I've been a clinical instructor to a few students since graduating myself a few years ago. I enjoy teaching and watching students execute skills they studied prior to arriving at the clinical. Over the past year or so, I've read a few physical therapy blogs and discussed with my coworkers the lack of structure for the clinical experience. Students are usually given a series of items to be assessed, including professionalism, safety, clinical judgment and decision making, as well as other qualities needed to be an entry-level physical therapist.
But beyond that, the bulk of the clinical is determined by the instructor and varies significantly between students as a result. The patients and diagnoses a student may encounter, the pace of work and need for efficiency, as well as the interactions with other health care providers, are not usually requirements of the school or necessary for licensure, but rather generally left to the discretion of the clinical instructor.

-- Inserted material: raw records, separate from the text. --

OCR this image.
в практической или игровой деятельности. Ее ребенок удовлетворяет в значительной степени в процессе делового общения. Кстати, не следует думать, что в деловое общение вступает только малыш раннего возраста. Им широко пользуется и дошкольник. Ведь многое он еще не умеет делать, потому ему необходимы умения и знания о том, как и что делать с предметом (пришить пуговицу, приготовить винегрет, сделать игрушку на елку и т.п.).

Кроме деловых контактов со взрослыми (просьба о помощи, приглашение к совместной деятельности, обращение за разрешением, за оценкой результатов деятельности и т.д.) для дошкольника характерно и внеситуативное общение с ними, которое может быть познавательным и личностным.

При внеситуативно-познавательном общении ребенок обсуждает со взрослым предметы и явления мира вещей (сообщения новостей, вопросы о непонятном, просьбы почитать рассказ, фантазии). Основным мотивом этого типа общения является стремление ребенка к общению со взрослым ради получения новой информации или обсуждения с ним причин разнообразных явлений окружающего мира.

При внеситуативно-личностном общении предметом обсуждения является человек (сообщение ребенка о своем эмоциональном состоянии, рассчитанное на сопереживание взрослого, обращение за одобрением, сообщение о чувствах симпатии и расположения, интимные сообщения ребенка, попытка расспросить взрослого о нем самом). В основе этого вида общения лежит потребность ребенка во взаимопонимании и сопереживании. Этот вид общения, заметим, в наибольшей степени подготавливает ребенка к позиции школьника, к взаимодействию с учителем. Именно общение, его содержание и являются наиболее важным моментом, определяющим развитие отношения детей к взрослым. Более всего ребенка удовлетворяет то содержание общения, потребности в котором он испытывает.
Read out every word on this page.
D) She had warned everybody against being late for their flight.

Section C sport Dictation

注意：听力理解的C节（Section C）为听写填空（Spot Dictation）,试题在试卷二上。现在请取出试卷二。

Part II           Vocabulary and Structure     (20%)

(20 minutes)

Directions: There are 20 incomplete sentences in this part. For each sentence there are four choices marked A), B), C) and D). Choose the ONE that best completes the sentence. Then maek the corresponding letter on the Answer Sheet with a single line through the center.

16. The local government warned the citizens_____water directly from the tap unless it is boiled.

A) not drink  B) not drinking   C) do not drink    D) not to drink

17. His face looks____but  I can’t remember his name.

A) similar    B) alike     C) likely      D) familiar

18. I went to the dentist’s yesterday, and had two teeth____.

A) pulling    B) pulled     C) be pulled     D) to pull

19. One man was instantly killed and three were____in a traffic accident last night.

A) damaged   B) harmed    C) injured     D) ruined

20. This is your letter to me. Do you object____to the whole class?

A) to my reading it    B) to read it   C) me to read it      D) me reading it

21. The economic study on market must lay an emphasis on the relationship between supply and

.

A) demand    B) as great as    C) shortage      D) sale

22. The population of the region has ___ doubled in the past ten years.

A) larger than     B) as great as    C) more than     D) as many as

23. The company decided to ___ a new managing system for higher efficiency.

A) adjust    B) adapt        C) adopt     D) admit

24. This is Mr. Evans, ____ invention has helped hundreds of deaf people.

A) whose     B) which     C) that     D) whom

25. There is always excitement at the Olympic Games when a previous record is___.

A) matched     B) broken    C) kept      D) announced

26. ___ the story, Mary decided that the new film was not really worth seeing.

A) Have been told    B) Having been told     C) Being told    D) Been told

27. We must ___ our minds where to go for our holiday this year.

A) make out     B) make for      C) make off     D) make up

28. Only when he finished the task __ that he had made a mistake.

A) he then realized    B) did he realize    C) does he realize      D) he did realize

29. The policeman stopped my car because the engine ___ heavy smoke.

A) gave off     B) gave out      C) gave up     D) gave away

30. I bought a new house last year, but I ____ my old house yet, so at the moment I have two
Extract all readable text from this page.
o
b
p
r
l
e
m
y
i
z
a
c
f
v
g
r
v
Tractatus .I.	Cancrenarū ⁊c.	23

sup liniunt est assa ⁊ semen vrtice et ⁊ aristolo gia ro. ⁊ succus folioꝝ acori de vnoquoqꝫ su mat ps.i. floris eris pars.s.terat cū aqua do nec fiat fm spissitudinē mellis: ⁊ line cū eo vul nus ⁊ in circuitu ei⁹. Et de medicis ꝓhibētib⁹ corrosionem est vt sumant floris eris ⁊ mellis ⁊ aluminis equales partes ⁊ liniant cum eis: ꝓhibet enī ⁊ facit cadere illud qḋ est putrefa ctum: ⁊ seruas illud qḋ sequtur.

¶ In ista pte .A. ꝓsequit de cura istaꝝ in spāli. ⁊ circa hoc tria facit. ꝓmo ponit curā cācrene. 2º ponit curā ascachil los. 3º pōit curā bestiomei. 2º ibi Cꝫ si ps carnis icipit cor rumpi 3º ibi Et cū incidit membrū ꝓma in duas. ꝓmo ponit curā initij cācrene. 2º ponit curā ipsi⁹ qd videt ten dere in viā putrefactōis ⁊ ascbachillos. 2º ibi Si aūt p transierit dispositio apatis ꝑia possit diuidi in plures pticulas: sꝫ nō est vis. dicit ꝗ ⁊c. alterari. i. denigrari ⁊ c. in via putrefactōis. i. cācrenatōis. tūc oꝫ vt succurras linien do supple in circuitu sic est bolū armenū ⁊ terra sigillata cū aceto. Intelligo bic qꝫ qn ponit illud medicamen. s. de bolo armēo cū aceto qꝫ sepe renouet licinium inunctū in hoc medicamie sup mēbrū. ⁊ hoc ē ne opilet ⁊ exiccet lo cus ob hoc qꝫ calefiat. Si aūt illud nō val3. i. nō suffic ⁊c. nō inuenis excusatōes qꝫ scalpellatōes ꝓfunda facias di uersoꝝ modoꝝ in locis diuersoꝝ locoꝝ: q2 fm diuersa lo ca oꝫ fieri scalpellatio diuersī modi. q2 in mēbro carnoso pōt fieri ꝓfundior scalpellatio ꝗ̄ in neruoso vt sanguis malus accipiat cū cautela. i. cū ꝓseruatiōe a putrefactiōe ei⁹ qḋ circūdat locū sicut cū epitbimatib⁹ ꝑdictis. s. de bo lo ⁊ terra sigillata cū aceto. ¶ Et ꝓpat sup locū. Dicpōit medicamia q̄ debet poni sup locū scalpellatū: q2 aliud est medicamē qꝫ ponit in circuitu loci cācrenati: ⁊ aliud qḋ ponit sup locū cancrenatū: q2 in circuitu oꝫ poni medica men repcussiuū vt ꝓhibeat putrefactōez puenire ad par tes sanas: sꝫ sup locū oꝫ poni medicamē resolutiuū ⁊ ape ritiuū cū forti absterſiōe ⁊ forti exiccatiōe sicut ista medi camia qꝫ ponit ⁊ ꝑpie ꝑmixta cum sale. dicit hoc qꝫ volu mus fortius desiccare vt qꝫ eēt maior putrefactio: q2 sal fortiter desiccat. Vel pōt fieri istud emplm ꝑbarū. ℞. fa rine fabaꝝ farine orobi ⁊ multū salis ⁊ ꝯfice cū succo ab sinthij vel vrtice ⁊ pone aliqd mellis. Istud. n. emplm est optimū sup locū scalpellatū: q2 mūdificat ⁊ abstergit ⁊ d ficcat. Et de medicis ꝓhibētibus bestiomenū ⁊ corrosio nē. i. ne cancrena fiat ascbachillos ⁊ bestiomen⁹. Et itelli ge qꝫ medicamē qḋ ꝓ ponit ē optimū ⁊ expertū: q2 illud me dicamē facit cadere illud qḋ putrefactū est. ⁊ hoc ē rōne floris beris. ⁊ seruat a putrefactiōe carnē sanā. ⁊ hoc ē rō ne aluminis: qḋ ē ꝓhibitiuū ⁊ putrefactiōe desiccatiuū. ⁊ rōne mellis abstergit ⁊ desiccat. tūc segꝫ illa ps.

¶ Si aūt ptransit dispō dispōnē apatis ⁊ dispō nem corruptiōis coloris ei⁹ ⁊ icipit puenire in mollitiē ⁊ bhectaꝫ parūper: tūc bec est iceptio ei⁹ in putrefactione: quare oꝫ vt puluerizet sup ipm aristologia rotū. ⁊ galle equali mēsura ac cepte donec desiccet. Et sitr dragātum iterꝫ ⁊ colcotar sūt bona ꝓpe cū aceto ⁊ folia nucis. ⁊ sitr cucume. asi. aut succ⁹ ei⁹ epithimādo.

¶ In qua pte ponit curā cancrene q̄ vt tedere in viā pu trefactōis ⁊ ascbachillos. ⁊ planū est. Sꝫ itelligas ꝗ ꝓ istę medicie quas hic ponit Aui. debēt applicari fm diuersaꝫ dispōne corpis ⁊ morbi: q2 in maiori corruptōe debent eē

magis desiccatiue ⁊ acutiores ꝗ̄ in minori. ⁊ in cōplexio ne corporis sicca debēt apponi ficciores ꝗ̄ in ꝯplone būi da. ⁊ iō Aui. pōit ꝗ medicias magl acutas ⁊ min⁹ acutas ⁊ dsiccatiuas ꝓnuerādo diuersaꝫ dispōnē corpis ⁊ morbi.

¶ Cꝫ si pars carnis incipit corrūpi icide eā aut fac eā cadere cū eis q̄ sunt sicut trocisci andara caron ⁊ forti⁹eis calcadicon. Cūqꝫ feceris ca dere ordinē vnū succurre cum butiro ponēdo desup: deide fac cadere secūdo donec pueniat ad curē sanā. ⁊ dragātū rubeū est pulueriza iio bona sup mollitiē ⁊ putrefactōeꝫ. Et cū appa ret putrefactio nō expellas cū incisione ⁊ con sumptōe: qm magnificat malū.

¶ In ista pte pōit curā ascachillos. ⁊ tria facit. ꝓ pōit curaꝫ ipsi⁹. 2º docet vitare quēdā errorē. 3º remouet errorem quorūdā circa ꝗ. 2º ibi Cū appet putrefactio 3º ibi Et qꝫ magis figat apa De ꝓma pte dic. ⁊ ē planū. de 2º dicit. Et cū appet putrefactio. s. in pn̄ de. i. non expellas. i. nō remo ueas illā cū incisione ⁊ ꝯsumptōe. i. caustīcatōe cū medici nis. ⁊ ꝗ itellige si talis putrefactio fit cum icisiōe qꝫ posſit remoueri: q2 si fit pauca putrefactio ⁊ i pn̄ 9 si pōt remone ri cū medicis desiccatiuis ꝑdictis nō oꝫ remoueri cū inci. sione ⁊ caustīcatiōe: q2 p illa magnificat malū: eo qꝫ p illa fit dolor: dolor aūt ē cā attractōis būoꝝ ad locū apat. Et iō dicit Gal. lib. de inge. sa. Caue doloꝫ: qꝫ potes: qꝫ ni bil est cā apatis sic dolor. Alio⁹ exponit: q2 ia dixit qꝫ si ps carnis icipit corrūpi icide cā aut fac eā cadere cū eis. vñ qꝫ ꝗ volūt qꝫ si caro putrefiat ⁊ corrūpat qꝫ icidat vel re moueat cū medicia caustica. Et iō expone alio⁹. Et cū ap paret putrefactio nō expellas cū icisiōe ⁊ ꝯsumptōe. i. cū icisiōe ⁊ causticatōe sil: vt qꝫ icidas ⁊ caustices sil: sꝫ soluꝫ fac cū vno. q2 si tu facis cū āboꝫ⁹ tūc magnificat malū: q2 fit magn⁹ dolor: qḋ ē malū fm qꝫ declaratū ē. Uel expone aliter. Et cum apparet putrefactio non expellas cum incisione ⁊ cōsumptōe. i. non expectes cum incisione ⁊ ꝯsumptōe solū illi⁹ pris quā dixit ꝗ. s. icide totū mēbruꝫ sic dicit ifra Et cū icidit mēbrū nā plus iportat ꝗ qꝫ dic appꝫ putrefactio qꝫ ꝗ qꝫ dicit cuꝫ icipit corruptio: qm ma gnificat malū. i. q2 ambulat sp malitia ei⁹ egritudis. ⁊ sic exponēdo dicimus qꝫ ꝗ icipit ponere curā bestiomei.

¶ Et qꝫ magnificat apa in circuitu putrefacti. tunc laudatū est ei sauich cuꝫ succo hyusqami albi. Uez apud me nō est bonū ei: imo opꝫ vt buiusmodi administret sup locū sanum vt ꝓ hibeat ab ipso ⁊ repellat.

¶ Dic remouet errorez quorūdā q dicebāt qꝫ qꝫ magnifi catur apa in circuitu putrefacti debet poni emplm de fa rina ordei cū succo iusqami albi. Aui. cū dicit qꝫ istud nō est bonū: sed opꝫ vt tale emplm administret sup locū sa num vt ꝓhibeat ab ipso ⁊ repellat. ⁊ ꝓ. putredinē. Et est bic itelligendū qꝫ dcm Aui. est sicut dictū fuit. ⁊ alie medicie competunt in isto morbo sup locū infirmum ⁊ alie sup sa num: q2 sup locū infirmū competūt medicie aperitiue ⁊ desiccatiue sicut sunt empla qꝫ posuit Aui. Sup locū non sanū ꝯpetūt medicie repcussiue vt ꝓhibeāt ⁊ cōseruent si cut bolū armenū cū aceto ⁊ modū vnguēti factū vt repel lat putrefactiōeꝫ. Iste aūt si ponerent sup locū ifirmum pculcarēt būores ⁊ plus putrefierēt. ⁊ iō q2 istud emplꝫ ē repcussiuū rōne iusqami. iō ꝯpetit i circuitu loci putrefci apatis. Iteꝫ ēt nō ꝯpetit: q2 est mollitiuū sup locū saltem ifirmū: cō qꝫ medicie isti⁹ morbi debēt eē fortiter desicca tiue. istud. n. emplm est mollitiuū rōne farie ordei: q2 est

While having this extraordinary amount of freedom in a clinical certainly has its benefits, it also has some serious drawbacks. If one student works at a busy outpatient orthopedic clinic, seeing 10-12 patients a day with collaboration between physicians, chiropractors and athletic trainers, while another student in a slower setting is the only therapist on site and sees four to five patients a day -- which student do you think will have more opportunities to practice their skills? Which student would likely become more effective at treating common diagnoses? What happens if a student graduates from physical therapy school without having seen a hip or knee replacement -- two diagnoses common to our practice?
Without a standard of minimum experiences a student must have during a clinical, our profession should not be surprised by the variability between therapists. (I'm not even going to address the lack of screening for therapists to become clinical instructors. Currently, any therapist can be an instructor. There needs to be minimum criteria or letters of recommendation or some sort of other qualification process to teach students. Bad clinical instructors will only result in poor outcomes for the student).
I've noticed this pattern, or lack of structure, extend beyond the school years of the physical therapy profession. In the few clinics I've interviewed at or worked for, there seem to be inconsistent training schedules for new staff. It is assumed new physical therapists will be able to use all modality equipment, mold orthotics or perform any other "basic" task with no structured checklist.
Why is our profession hesitant, or unable, to develop criteria for clinical experiences as well as for new staff across all physical therapy settings? What do you think about this topic?